Throughout the fighting in Najaf, a low hum of activity at the command center at Camp Victory has been replaced by frenetic briefings and constant communication with commanders both in the holy city and throughout southern Iraq. Within the JOC, housed inside the gold- and marble-encrusted Al Faw Palace at Camp Victory, officers on the amphitheater's nine elevated platforms tap away on Dell laptops, watch live video of insurgent formations beamed from a Predator drone aircraft and anxiously monitor radio traffic among front line units.

From a bank of computers in the center of the room, Army Col. Bob Pricone, the Multinational Corps chief of operations, conducts an orchestra of millions of dollars worth of communications gear. Rarely without at least one telephone against his ear, Pricone relays a stream of information from far-flung combat areas to officers inside the JOC.

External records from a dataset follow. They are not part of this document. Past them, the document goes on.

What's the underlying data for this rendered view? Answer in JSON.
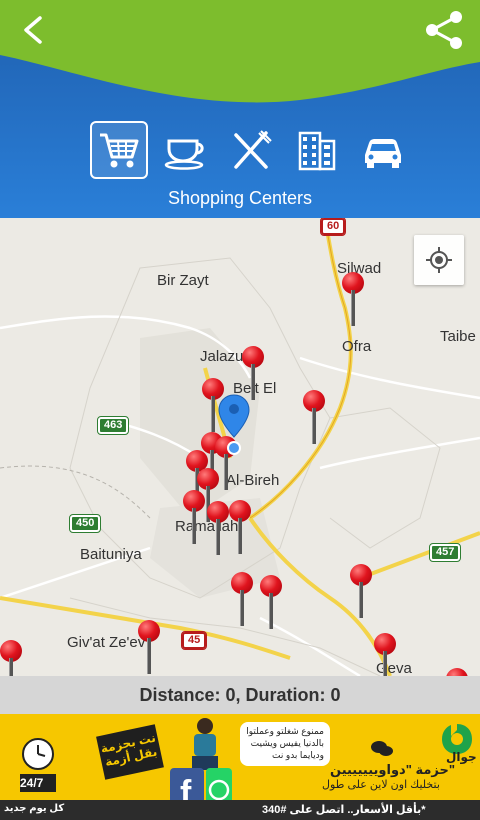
{
  "header": {
    "back_icon": "back-chevron-icon",
    "share_icon": "share-icon",
    "colors": {
      "primary": "#2a7fd8",
      "accent": "#7dbd2d"
    }
  },
  "categories": [
    {
      "key": "shopping",
      "icon": "cart-icon",
      "active": true
    },
    {
      "key": "cafe",
      "icon": "coffee-cup-icon",
      "active": false
    },
    {
      "key": "restaurant",
      "icon": "fork-knife-icon",
      "active": false
    },
    {
      "key": "hotel",
      "icon": "building-icon",
      "active": false
    },
    {
      "key": "car",
      "icon": "car-icon",
      "active": false
    }
  ],
  "category_title": "Shopping Centers",
  "map": {
    "places": {
      "bir_zayt": "Bir Zayt",
      "silwad": "Silwad",
      "taibe": "Taibe",
      "ofra": "Ofra",
      "jalazun": "Jalazu",
      "beit_el": "Beit El",
      "al_bireh": "Al-Bireh",
      "ramallah": "Ramallah",
      "baituniya": "Baituniya",
      "givat_zeev": "Giv'at Ze'ev",
      "geva": "Geva"
    },
    "routes": {
      "r60": "60",
      "r463": "463",
      "r450": "450",
      "r457": "457",
      "r45": "45"
    },
    "locate_icon": "my-location-icon",
    "pin_icon": "red-pushpin-icon",
    "current_location_icon": "blue-location-marker-icon"
  },
  "status": {
    "text": "Distance: 0, Duration: 0"
  },
  "ad": {
    "badge": "24/7",
    "banner": "نت بحزمة بقل أزمة",
    "bubble": "ممنوع شغلتو وعملتوا بالدنيا يفيس ويشيت وديايما بدو نت",
    "headline": "حزمة \"دواوييييييين\"",
    "subline": "بتخليك اون لاين على طول",
    "brand": "جوال",
    "bottom_left": "كل يوم جديد",
    "bottom_right": "بأقل الأسعار.. اتصل على #340*"
  }
}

A giant video screen at the front of the JOC provides a grim reminder of Iraq's perils for foreign troops: a running chronicle of the day's mortar, rocket and roadside bomb attacks, and the casualties they have caused.

The success of guerrilla attacks against U.S. troops in Iraq is a paradox of modern conflict: expensive and high-tech weapons are often neutralized by rudimentary tactics, such as an artillery round hidden inside the carcass of an animal, rigged to explode as a U.S. convoy passes.

Although U.S. military forces now train extensively for urban combat, the insurgents hidden in Iraq's crowded streets have an advantage. Even more reason, U.S. commanders say, to get more Iraqi forces on the street.

During periodic secure video teleconferences with Casey's headquarters in Baghdad's Green Zone, the officers in the JOC give operational updates to the four-star commander.

In such a teleconference Friday, Troy gave Casey his report on the Najaf fighting after returning from the city on an Army helicopter. The Marines were making good progress pushing Sadr's forces back, Troy said, yet the insurgent defenses inside a cemetery adjacent to a major shrine made it difficult for U.S. forces to launch strikes against the bulk of Sadr's militia.